Though the duel was an outlaw activity, meticulous rules covered the nature of offenses and the details of combat. The aggrieved parties and their seconds would supplement these customs with particulars of how a given contest was to proceed. Courtesy and sang-froid were the order of the day.

Swordplay had largely died out in America by the 1800s; dueling pistols were the preferred weapon (though Abraham Lincoln once avoided a duel partly by choosing sabers as the weapon; his opponent, aware of his long-armed reach, declined the battle). The pistols were one-shot, muzzle-loading flintlocks. Their accuracy was limited, accounting for the short distance between the duelists. In some circles, careful aiming was scorned as ungentlemanly. But the dueling code specifically condemned deliberate misses. If a man was not serious he should not have given or accepted the challenge.

Journeying to the dueling ground, a Kentucky riverbank a day’s ride from Nashville, Jackson and his second settled on a strategy. Because Dickinson, 26, was a sure shot, he would probably try to fire first. Jackson would hesitate, risk being shot, then fire his own gun more deliberately.

The seconds loaded the pistols, and the men took their places with the muzzles pointed downward. Both affirmed that they were ready. Jackson’s second immediately shouted “Fire!” As expected, Dickinson raised his gun quickly. A loud explosion startled the birds in nearby trees. A puff of dust rose from the breast of Jackson’s coat and he raised his left arm to cover his chest.

“Great God, have I missed him?” Dickinson cried. He stepped back in astonishment, but was ordered to return to the mark. Jackson aimed and pulled the trigger. Nothing happened. His pistol had stopped at half-cock. He calmly pulled the hammer back again and fired. His ball tore through Dickinson’s abdomen.

Only when he was leaving the field did one of Jackson’s friends notice that the general’s shoe was full of blood. Dickinson’s shot had broken two of his ribs and lodged not far from his heart. “I should have hit him,” Jackson asserted later, “if he had shot me through the brain.”

Jackson recovered—though the wound he received would pain him for the rest of his life. Dickinson died in agony the next day.

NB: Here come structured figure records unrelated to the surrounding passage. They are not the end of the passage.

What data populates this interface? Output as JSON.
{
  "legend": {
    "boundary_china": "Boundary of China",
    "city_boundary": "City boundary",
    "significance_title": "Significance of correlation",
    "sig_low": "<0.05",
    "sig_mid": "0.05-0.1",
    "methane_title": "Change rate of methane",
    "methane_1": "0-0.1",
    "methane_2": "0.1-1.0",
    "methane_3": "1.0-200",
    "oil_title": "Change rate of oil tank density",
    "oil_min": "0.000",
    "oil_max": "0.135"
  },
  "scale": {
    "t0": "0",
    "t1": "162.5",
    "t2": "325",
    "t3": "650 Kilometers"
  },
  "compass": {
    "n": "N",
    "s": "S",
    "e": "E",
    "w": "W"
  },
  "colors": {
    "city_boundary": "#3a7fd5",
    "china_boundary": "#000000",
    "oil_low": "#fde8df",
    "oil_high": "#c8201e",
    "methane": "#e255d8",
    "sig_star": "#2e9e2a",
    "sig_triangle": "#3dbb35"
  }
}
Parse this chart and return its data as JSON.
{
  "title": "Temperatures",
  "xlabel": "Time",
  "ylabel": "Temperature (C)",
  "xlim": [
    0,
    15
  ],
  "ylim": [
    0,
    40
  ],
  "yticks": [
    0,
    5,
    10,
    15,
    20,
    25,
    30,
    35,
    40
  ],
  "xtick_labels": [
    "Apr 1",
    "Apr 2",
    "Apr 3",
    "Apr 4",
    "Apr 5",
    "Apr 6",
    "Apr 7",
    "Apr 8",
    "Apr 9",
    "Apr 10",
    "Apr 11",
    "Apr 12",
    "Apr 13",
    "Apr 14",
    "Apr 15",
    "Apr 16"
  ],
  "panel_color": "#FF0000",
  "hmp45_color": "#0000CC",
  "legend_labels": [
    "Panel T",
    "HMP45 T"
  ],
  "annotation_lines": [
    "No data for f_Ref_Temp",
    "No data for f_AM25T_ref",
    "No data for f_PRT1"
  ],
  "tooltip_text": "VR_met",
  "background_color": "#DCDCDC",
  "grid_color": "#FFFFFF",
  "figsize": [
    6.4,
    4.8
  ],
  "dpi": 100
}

Twenty-two years later the victorious duelist was elected the seventh President of the United States. His propensity for gunfighting was only one of the criticisms leveled against the man many believed to be a crude backwoods ruffian. His opponent, John Quincy Adams, called him “a barbarian and savage who could scarcely spell his own name.” The voting public disagreed. They saw Jackson’s iron will, bravery, and demonstrated devotion to his own honor as positive attributes. It was a lesson that would be repeated in American history—the people showing a preference for a man of action over one of intellect.

As the first President with no connection to the aristocratic elite of the East, Jackson brought to the White House and the country a new perspective on democracy and helped establish what he called “the republican rule that the people are the sovereign power.” We can only wonder how the nation’s political character might have been altered had the lawyer’s bullet struck an inch closer to its mark that May morning.

As for dueling, the custom faded quickly following the much less decorous violence of the Civil War. What Benjamin Franklin had called a “murderous practice” ultimately succumbed not to laws but to public opinion. The majority of Americans came to concur with the novelist Hugh Henry Brackenridge that the custom was ludicrous rather than noble. A character in his 1792 satire Modern Chivalry answers a challenge from a British officer this way: “If you want to try your pistols, take some object, a tree or a barn door about my dimensions. If you hit that, send me word, and I shall acknowledge that if I had been in the same place, you might also have hit me.”

—Jack Kelly writes often for American Heritage magazine and is the author of Gunpowder: Alchemy, Bombards, and Pyrotechnics—A History of the Explosive That Changed the World (Basic Books).